At home, Maggie’s younger half-siblings Bobby and Molly are leaving to stay with their aunt. Maggie talks to Bobby, who mostly understands what she is undergoing. She withdraws from her family, struggling to cope with her hopeless situation and torn about contacting her friends. Falling from a swing, she breaks a finger on her infected arm, from which black fluid oozes. Terrified, even though she feels little or no pain, and despairing over her deteriorating body, Maggie cuts off the finger. She flees outside and encounters a neighbor, Nathan, and his young daughter, both senseless with infection. Wade kills both zombies but feels extreme remorse.
The responding sheriff and deputy consider Wade blameless, instead blaming Nathan’s wife Bonnie, who hid her infected family from the authorities. Bonnie visits Wade that night, decrying the dehumanizing treatment of the infected and revealing that Nathan had locked himself in with his sick daughter, becoming infected himself, rather than abandon her to death among strangers in quarantine.
A sympathetic doctor lies to Maggie and on her medical report about the progress of her infection, but warns Wade that, if he wishes to spare Maggie quarantine, he will have to euthanize her himself, either with an extremely painful drug cocktail or by “making it quick”. Wade and Maggie make the most of their remaining days, reminiscing about Maggie’s deceased mother.
Despite Maggie’s physical deterioration (she’s woken by maggots wriggling in her dying arm) she struggles to maintain normality. She attends a bonfire with high school friends Allie and an infected boy, Trent, whom Maggie previously dated, and whom she kisses. He tells rumors of horrible conditions at the quarantine facilities, saying he would die before going there.
One day, Maggie smells food near her stepmother Caroline, though Caroline smells nothing and muses that Wade must be cooking downstairs. Finding the kitchen empty, Caroline realizes in horror that Maggie has begun to smell living flesh, in this case, Caroline’s, as food.
Maggie receives a desperate call from Trent. At his home, Trent locked himself inside his bedroom after he too felt hungry smelling another human, his father. Maggie tries to comfort him but watches helplessly as the police forcibly remove Trent to quarantine.
Back home, Maggie encounters a trapped fox in the woods. Later she runs into her home, hysterical and coated in blood, admitting through tears to her frightened parents that she wanted to free the fox but then couldn’t stop herself from attacking it. Wade shoots the half-eaten fox. Caroline departs and urges Wade that it’s time Maggie is taken away.
Two officers arrive and Wade fights one of them before Maggie appears, assuring them she has not yet turned. The sympathetic sheriff leaves Wade with a warning that he’d better decide what to do with her before they next come to check on Maggie.
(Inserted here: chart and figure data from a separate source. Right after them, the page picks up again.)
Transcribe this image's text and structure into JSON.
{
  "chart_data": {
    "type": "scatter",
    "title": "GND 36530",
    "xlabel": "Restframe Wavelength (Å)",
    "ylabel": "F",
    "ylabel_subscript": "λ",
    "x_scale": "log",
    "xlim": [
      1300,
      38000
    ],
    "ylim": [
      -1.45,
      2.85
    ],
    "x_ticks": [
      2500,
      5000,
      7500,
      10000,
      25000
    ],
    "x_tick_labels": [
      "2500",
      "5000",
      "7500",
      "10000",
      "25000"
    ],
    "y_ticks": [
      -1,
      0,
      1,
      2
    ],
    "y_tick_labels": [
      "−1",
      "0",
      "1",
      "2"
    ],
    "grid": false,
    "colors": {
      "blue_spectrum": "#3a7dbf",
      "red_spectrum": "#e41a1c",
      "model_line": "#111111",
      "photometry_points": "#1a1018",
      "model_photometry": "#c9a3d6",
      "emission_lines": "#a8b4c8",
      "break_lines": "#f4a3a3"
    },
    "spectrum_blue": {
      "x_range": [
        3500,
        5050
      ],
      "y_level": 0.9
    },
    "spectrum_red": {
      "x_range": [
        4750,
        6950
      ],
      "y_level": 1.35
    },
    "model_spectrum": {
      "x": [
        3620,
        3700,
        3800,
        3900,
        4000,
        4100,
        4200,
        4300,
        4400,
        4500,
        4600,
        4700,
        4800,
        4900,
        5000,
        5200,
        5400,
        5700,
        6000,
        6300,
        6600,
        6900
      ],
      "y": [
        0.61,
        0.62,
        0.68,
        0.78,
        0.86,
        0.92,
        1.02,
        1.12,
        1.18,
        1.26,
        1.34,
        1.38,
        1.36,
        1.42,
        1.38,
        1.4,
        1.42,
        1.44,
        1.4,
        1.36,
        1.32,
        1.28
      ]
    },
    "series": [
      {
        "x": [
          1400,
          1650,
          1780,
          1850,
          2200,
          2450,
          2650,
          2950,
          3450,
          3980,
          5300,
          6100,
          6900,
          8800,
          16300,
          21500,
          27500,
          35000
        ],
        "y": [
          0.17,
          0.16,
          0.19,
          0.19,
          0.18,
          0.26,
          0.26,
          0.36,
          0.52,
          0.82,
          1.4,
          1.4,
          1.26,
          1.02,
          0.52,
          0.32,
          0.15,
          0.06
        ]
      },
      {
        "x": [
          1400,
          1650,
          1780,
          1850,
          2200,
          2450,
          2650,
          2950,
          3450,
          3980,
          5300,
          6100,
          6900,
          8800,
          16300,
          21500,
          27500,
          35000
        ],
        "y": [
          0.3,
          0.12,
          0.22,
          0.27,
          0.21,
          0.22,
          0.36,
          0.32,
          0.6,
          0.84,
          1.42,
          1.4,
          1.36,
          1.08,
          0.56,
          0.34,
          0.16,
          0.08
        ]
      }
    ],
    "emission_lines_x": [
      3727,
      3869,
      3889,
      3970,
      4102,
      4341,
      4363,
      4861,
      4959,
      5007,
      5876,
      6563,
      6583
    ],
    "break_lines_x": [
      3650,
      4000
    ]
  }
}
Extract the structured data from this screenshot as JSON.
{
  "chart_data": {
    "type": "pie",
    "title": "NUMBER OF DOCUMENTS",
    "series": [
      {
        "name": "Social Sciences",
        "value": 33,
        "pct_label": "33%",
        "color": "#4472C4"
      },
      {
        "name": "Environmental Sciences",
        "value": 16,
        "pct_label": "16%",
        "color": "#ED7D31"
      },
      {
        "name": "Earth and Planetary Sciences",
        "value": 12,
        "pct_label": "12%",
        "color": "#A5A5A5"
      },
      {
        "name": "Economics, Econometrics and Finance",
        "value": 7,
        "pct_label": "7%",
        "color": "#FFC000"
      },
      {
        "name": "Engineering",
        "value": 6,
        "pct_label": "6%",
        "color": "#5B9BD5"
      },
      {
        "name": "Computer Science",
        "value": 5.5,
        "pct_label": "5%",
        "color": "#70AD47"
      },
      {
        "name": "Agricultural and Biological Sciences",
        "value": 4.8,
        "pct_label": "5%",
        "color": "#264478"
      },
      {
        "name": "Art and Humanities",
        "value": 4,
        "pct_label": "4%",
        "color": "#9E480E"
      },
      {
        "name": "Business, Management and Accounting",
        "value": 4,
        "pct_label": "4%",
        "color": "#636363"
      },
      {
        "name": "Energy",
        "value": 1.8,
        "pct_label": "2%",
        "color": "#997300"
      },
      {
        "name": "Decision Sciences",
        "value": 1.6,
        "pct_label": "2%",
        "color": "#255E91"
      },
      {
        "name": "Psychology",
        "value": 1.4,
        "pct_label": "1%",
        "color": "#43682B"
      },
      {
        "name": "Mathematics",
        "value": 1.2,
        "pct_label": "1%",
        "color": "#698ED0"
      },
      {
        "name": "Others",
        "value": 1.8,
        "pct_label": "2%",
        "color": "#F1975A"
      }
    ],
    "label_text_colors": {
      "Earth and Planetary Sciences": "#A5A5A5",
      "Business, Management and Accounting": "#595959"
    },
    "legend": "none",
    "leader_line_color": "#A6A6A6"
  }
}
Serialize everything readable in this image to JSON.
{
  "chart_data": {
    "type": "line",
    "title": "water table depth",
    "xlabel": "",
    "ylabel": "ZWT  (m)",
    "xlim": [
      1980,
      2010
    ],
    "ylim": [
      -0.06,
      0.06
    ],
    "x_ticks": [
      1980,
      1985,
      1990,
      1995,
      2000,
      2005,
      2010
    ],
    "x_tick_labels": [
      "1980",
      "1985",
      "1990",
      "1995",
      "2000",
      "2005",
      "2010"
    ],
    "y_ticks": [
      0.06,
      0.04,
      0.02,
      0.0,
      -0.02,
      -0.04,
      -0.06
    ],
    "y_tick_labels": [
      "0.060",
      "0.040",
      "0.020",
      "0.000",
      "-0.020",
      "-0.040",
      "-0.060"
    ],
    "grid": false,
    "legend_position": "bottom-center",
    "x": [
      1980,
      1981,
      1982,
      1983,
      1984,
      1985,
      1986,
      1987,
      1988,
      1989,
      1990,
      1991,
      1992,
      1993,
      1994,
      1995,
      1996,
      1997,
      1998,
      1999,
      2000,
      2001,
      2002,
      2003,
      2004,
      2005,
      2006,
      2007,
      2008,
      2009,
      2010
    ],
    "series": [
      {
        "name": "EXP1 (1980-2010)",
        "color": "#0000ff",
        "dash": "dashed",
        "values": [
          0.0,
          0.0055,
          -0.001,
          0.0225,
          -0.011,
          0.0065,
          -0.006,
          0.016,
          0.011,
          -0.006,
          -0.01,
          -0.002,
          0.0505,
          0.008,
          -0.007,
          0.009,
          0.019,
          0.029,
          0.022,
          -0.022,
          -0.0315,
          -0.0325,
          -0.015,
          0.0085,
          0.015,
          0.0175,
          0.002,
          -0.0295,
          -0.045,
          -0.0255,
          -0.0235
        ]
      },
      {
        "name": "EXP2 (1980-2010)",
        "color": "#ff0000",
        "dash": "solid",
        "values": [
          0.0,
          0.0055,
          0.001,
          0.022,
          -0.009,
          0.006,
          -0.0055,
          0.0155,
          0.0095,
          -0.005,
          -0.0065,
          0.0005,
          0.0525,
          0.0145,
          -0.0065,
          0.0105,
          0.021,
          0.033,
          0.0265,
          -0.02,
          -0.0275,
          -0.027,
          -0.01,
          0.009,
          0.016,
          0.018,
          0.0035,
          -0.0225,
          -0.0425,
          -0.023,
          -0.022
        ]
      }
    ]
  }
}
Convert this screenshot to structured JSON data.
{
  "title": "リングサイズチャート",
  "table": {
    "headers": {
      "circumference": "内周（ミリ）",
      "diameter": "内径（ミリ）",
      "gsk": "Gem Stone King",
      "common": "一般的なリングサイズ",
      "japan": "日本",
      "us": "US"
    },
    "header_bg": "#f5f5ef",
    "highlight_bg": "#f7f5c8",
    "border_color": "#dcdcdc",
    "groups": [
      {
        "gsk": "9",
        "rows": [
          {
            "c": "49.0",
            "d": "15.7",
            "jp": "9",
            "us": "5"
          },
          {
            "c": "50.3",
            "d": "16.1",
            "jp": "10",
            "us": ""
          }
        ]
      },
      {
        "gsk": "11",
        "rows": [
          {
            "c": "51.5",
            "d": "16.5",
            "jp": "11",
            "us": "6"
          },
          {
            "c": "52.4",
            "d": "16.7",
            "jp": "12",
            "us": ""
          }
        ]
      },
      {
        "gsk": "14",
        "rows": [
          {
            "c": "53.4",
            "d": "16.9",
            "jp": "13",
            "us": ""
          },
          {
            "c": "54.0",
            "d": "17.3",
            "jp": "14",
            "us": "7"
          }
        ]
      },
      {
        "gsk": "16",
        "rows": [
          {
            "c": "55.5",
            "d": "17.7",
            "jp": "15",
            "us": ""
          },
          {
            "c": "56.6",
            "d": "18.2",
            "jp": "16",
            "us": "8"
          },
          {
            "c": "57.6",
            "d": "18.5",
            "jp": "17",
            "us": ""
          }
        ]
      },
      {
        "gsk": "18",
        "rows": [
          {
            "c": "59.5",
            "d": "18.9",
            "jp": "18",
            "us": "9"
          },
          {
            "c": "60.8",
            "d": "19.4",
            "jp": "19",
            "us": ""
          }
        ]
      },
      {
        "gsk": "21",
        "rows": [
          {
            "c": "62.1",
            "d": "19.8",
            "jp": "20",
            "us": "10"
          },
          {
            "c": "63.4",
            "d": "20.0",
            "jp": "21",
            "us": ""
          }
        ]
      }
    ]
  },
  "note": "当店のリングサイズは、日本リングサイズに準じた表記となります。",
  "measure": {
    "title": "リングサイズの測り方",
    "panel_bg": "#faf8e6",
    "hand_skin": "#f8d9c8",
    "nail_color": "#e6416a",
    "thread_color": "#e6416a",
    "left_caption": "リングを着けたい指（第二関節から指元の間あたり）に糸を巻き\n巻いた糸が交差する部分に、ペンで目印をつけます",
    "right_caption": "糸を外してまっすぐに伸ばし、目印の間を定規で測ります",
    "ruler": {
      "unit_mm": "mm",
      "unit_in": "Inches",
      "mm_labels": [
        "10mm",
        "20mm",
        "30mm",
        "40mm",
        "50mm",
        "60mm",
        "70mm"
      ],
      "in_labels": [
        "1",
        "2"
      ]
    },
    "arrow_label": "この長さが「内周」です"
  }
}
Wade shows Maggie white daisies he’s grown in her mother’s old garden, “Daisy” is a nickname he sometimes uses for Maggie. She thanks him for the garden’s beauty, but also begs him to promise that he will “make it stop” before she grows worse. Later, Wade sits alone with his shotgun, still unable to use it. He pretends to sleep when Maggie approaches, her skin now gray and her eyes blackened.
She lingers over him, smelling him, seemingly on the edge of self-control, before kissing his forehead. Maggie goes outside. Wade, seeing a shell on the floor, puts it in the shotgun. Maggie has climbed to the roof and jumped off, her last memories being of herself as a child frolicking outdoors with her mother, picking a daisy.